Cuomo speaks from experience, having served as news anchor on ABC's Good Morning America from 2006 to 2009 when it toiled behind NBC. He's glad to see his old GMA pals ascend to first place and takes no joy in the demise of his former rivals at NBC where ratings woes and backstage drama have Today and its co-anchor Matt Lauer a constant tabloid target. "What's happened at Today is one of the ugly realities of media culture — how people get built up and torn down in a never ending cycle," says Cuomo. "I kind of ignore that as someone who is constantly one step away of being a victim of it."

Michaela Pereira, who will serve as newsreader on New Day, arguably has the strongest track record as a member of a morning TV ensemble, having served as co-host of the top rated local program in Los Angeles on KTLA. She was the first person CNN Worldwide president Jeff Zucker approached for New Day. Born to a Canadian mother and Jamaican father, Pereira, 42, rounds out a geographically and culturally diverse team that has Bolduan, an Indiana native who grew up hunting duck and pheasant, and Cuomo, the son of a former New York governor and the brother of the current one. While not many details about the show's content were revealed at a Friday press briefing, Jim Murphy, senior executive producer of CNN's morning programming, says New Day will have the same mix of news and lighter moments that audiences have traditionally gravitated to at breakfast time. "Like CNN it will be a newsy morning program," he says. "Unlike CNN it will be looser and a bit more fun."

But it will be awhile before New Day shows up in the rear view mirror of the competition. Morning TV habits are hard to change and previous CNN regimes never made the A.M. hours a top priority.
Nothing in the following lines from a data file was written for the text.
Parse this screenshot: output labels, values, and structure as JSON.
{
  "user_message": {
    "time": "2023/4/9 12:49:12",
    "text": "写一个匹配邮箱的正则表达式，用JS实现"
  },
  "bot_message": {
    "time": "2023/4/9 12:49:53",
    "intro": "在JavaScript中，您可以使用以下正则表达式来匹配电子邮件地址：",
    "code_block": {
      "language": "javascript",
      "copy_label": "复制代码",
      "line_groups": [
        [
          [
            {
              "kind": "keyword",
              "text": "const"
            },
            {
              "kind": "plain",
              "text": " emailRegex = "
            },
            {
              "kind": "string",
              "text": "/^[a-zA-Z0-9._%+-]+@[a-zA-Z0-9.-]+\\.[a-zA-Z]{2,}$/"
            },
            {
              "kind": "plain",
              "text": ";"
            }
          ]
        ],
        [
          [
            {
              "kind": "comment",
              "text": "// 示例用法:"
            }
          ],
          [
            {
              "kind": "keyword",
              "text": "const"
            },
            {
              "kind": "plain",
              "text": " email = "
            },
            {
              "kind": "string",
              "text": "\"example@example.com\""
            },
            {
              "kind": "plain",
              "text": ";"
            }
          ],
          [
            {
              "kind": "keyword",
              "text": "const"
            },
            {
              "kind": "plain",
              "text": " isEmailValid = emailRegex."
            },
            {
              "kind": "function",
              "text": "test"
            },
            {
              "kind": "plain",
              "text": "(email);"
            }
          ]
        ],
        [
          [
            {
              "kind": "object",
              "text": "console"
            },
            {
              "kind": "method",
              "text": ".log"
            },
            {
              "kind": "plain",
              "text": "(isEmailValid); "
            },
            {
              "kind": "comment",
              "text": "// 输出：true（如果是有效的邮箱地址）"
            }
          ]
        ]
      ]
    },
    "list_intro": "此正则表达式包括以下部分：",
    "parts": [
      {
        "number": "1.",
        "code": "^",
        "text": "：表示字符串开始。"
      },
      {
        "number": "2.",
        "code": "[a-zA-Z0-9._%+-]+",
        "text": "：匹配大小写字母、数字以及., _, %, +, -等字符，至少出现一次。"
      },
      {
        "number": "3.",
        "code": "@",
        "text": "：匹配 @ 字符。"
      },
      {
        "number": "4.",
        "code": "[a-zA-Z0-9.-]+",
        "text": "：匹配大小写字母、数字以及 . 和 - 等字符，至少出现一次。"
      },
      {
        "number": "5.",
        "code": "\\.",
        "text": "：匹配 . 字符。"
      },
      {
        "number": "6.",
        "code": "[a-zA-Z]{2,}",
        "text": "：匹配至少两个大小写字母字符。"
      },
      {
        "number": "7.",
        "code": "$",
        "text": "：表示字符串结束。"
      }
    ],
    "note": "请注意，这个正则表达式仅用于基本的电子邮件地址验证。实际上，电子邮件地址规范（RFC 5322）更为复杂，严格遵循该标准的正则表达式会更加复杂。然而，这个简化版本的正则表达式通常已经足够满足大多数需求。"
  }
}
Zucker, once a wunderkind executive producer at Today, is fully aware of the challenge, but says it's one that CNN has to take on as the morning has long been the most lucrative time period for the rest of TV news. "This is the biggest opportunity time period for CNN and it's historically where we've done the least," he says. "You can't have a network like this and not start the day with a strong program."